NOTE: While we provide the code to construct a local database and use it to create at-bat records to train and use the models below, the constructed database, at-bat records, form vectors, and form clusters can be found here. The at-bat records are grouped by season and compressed (i.e. 201*.tar.gz). To extract the data for 2015, for example, execute tar -xzf 2015.tar.gz command. The database can found in the mlb.db.tar.gz file and extracted using the tar -xzf mlb.db.tar.gz command.

To use the pre-constructed database, create a database/ directory at the root-level of the repo and place the decompressed mlb.db database in that directory. If using the pre-constructed database, step 1 below can be skipped.

To use the pre-constructed at-bat records, create a data/ab_seqs/ab_seqs_v1 directory at the root level of the repo and place the decompressed at-bat records grouped by season in that directory. That is, data/ab_seqs/ab_seqs_v1 should have five sub-directories - 2015, 2016, 2017, 2018, and 2019 - each containing at-bat records for that season. If using the pre-constructed at-bat records, step 2 below can be skipped.

To use the pre-computed player form vectors, create an out/forms directory at the root level of the repo. Then, download batter_form_v1.tar.gz and pitcher_form_v1.tar.gz from the link given above, place them in the out/forms directory, and extract them. After doing so, you should have two new directories: out/forms/batter_form_v1 and out/forms/pitcher_form_v1. If using pre-computed player form vectors, step 4 below can be skipped.

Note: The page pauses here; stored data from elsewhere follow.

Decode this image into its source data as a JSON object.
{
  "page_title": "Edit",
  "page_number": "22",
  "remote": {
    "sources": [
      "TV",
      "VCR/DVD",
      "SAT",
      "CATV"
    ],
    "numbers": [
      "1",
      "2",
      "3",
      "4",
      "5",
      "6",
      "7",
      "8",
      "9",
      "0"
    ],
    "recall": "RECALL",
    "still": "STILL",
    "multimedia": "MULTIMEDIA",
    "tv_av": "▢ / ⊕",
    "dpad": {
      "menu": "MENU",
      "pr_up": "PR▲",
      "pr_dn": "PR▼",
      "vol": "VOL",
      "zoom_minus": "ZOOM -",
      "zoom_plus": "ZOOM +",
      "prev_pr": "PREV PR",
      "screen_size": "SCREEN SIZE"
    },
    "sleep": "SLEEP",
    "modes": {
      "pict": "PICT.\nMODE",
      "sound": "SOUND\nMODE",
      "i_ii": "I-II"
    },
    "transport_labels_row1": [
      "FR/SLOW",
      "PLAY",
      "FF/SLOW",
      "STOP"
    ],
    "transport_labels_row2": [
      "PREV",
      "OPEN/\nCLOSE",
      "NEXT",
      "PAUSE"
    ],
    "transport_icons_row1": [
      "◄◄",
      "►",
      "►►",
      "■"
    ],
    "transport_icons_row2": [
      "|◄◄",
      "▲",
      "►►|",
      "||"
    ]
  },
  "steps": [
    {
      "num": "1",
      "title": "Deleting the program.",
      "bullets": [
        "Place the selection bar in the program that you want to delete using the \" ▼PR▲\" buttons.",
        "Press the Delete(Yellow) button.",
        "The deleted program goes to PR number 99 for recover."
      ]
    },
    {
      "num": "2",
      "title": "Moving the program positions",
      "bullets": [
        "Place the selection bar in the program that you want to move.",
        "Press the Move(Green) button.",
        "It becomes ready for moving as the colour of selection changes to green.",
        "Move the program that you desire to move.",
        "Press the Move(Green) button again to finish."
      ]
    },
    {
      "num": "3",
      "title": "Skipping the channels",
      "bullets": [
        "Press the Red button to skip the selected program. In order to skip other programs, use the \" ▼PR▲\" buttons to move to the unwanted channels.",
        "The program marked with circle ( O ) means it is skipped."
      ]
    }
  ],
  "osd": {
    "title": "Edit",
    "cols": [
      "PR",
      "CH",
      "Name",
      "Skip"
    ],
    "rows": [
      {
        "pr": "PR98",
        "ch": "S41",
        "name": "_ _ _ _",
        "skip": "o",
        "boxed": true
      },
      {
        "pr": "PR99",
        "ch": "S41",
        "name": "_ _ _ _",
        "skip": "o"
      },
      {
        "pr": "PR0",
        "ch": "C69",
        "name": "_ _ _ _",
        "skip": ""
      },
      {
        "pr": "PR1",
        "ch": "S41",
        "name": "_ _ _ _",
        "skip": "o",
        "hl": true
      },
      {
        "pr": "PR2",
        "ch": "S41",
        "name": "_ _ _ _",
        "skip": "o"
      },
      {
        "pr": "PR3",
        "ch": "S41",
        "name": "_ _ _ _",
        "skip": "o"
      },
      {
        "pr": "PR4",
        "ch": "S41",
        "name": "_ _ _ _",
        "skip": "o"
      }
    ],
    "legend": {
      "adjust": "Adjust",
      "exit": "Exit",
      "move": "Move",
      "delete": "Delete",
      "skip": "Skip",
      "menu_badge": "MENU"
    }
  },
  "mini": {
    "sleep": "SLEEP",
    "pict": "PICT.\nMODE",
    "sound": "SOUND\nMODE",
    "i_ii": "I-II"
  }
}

To use the pre-computed form clusters, create an out/form_cluster directory at the root level of the repo. Then, download the batter1_agglom.tar.gz and pitcher1_agglom.tar.gz files from the link provided above, place them in the out/form_cluster directory, and extract their contents. You should have two new directories: out/form_cluster/batter1_agglom and out/form_cluster/pitcher1_agglom. If using pre-computed form clusters, you can comment out the first phase of the cluster_player_forms_and_plot.sh script in step 6.

1. Fetching Data

Estimated duration: 10-15 minutes

To fetch data, simply run the fetch_data.sh script (also given below). By default, this will collect pitch-by-pitch statcast data for 2015-2019, and seasonal statistics back to 1995. The script will create a database directory and create a database file at database/mlb.db. To change where the database is placed, change the DB_FP variable in the fetch_data.sh script to the desired location. If you change the location of the database, please make note of it as you will need it later.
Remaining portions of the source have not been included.